Weltman v. Posenecker

McADAM, J.

The plaintiff brought an action to recover damages alleged to have been caused by the negligence of the defendant, and obtained a verdict October 19, 1896, for $25. The action was brought pursuant to an order, duly made and entered, whereby she was allowed to prosecute in forma pauperis. Code, § 461. On October 20, 1896, the defendant served on the plaintiff’s attorney a bill of costs and notice of taxation, returnable October 21st. On the last-named day the parties appeared before the clerk, and the plaintiff objected to the taxation on the ground, among others, that, as she was suing in forma pauperis, no costs could be taxed against her. The clerk overruled the objection, and taxed the defendant’s costs at $68.87. The plaintiff thereupon made a motion in the nature of an appeal to set aside the taxation. The motion was denied, and, the general term having affirmed the order denying the motion, the plaintiff appeals to this court.

It is conceded that, but for the order allowing the plaintiff to sue in forma pauperis, the action of the clerk and of the court below was right, and the question is whether the fact that the plaintiff sues in forma pauperis changes the rule which otherwise obtains. The Code, § 461, provides that:

*407“A person so admitted, may prosecute Ms action, without paying fees to any officer; and he shall not be prevented from prosecuting the same, by reason of 1ns being liable for the costs of a former action, brought by him against the same defendant If judgment is rendered against him, or his complaint is dismissed, costs shall not be awarded against him.”

The theory of the court below is that if a judgment had been rendered against the plaintiff, or her complaint had been dismissed, costs could not have been awarded against her, but because she got a verdict for $25, which does not carry costs (Code, § 3228), she is not entitled to the benefit of the special provisions of section 461, but comes within the general provision of section 3229, that where a plaintiff is not entitled to costs the defendant is. The rule is that where a statute contains several provisions, one special and the other general, the latter will not be construed as including the former, but the special statute will be regarded as in the nature of an exception to the general one. City of Poughkeepsie v. Quintard, 136 N. Y. 275, 32 N. E. 764; Wormser v. Brown, 149 N. Y. 170, 43 N. E. 524; People v. Association, 92 Hun, 311, 36 N. Y. Supp. 963. The special provisions of section 461 control here, for they were intended to regulate the question of costs in actions prosecuted in forma pauperis; and, while the case does not fall within the strict letter of that section, it comes within its obvious spirit and purpose, which is to protect poor persons from the burden of costs and disbursements in actions they are specially authorized to prosecute. Section 461 is remedial in its nature, and should be construed liberally, with a view to the beneficial ends proposed. Hudler v. Golden, 36 N. Y. 446. In People v. Lacombe, 99 N. Y. 43, 1 N. E. 599, the court said:

“A strict and literal interpretation is not always to be adhered to, and, where the case is brought within intention of the makers of the statute, it is within the statute, although by a technical construction it is not within its letter. It is the spirit and purpose of a statute which must be regarded in its interpretation, and, if these find fair expression in the statute, it should be construed as to carry out the legislative intent, even although such construction is contrary to the literal meaning of some provisions of the statute.”

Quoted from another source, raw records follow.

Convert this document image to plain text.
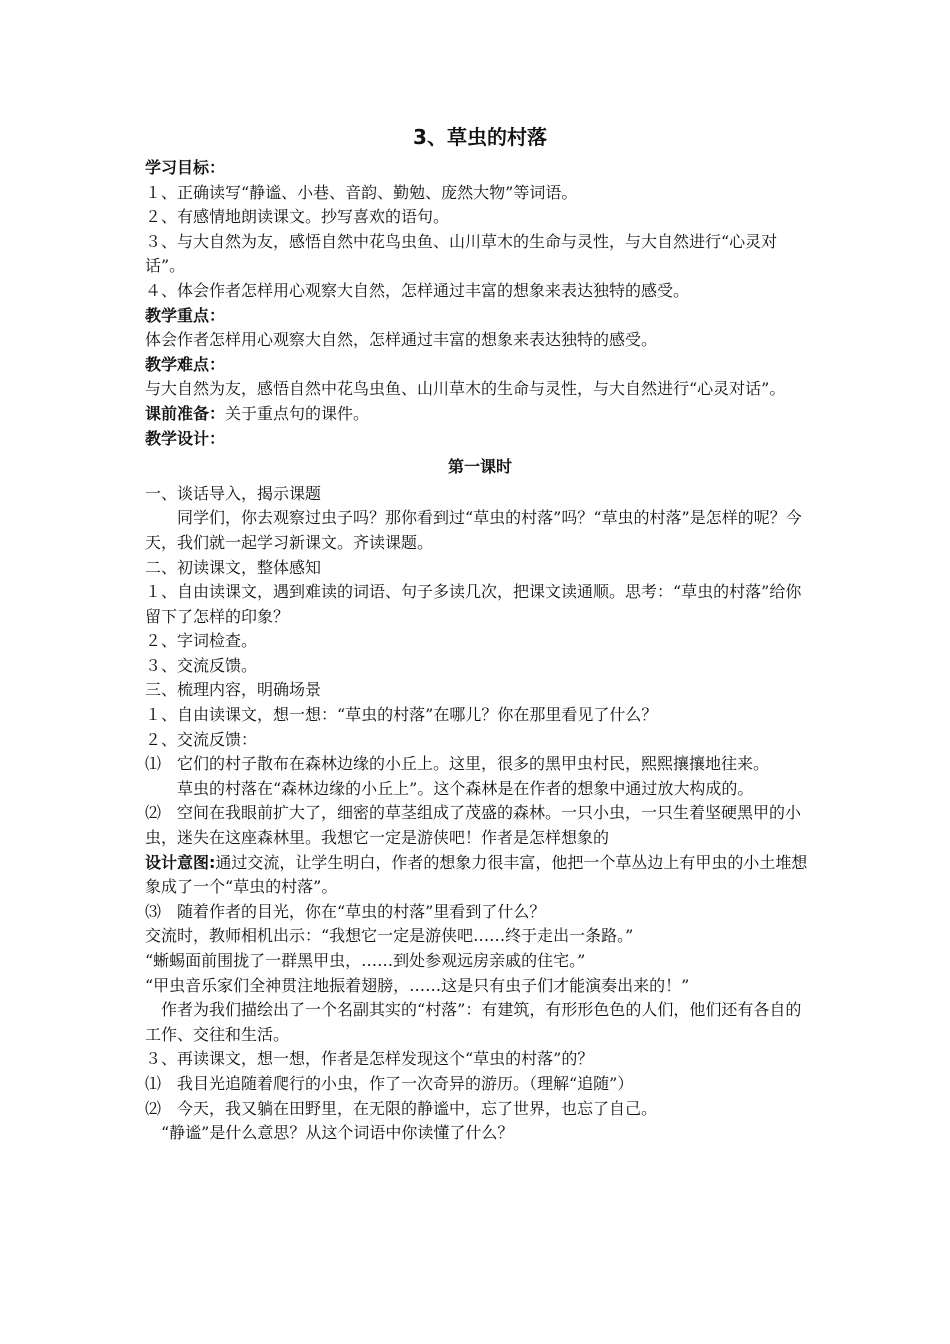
3、草虫的村落

学习目标：

１、正确读写“静谧、小巷、音韵、勤勉、庞然大物”等词语。

２、有感情地朗读课文。抄写喜欢的语句。

３、与大自然为友，感悟自然中花鸟虫鱼、山川草木的生命与灵性，与大自然进行“心灵对话”。

４、体会作者怎样用心观察大自然，怎样通过丰富的想象来表达独特的感受。

教学重点：

体会作者怎样用心观察大自然，怎样通过丰富的想象来表达独特的感受。

教学难点：

与大自然为友，感悟自然中花鸟虫鱼、山川草木的生命与灵性，与大自然进行“心灵对话”。

课前准备：关于重点句的课件。

教学设计：

第一课时

一、谈话导入，揭示课题

同学们，你去观察过虫子吗？那你看到过“草虫的村落”吗？“草虫的村落”是怎样的呢？今天，我们就一起学习新课文。齐读课题。

二、初读课文，整体感知

１、自由读课文，遇到难读的词语、句子多读几次，把课文读通顺。思考：“草虫的村落”给你留下了怎样的印象？

２、字词检查。

３、交流反馈。

三、梳理内容，明确场景

１、自由读课文，想一想：“草虫的村落”在哪儿？你在那里看见了什么？

２、交流反馈：

⑴　它们的村子散布在森林边缘的小丘上。这里，很多的黑甲虫村民，熙熙攘攘地往来。

草虫的村落在“森林边缘的小丘上”。这个森林是在作者的想象中通过放大构成的。

⑵　空间在我眼前扩大了，细密的草茎组成了茂盛的森林。一只小虫，一只生着坚硬黑甲的小虫，迷失在这座森林里。我想它一定是游侠吧！作者是怎样想象的

设计意图:通过交流，让学生明白，作者的想象力很丰富，他把一个草丛边上有甲虫的小土堆想象成了一个“草虫的村落”。

⑶　随着作者的目光，你在“草虫的村落”里看到了什么？

交流时，教师相机出示：“我想它一定是游侠吧……终于走出一条路。”

“蜥蜴面前围拢了一群黑甲虫，……到处参观远房亲戚的住宅。”

“甲虫音乐家们全神贯注地振着翅膀，……这是只有虫子们才能演奏出来的！”

作者为我们描绘出了一个名副其实的“村落”：有建筑，有形形色色的人们，他们还有各自的工作、交往和生活。

３、再读课文，想一想，作者是怎样发现这个“草虫的村落”的？

⑴　我目光追随着爬行的小虫，作了一次奇异的游历。（理解“追随”）

⑵　今天，我又躺在田野里，在无限的静谧中，忘了世界，也忘了自己。

“静谧”是什么意思？从这个词语中你读懂了什么？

See, also, Com. v. Kimball, 24 Pick. 370; 23 Am. & Eng. Enc. Law, 319; Riggs v. Palmer, 115 N. Y. 506, 22 N. E. 188; U. S. v. Kirby, 7 Wall. 482; End. Interp. St. § 245; Chase, Bl. Comm. (3d Ed.) p. 27. In statutory exposition the reason, the spirit of the law, is above the mere cavil about words. Spencer v. State, 5 Ind. 41. A liberal construction is that by which the letter of the statute is enlarged or restrained so as more effectually to accomplish the purpose intended. It is called, also, “equitable construction.” 23 Am. & Eng. Enc. Law, 409. By an equitable construction a case not within the letter of a statute is sometimes held to be within the meaning, because it is within the mischief for which a remedy is provided. The reason for such a construction is that the lawmaker could not set down every case in express terms. Bac. Abr. tit. “Statute,” 1, 6. In law, all cases cannot be foreseen or expressed. The object of interpreting laws by what is called “equity” is to supply as far as possible this deficiency by a recurrence to natural principles of justice. It is the same with cases excepted by reason and necessity out of the prescribed rules. Potter, Dwar. St. 239; Somerset v. Dighton, 12 Mass. 383. It can*408not be possible that the legislature intended that, if a plaintiff suing as a poor person was defeated in an action for negligence, the defendant should have no costs, but, if such plaintiff obtained a verdict therein for less than $50, he must pay costs. This is the construction the court below was obliged to place upon the Code provisions to sustain the order appealed from. We think they will permit of no such construction.

The order appealed from must be reversed, with costs, and the plaintiff permitted to enter judgment on the verdict for the amount thereof, without costs, except those taxable upon the appeals. All concur.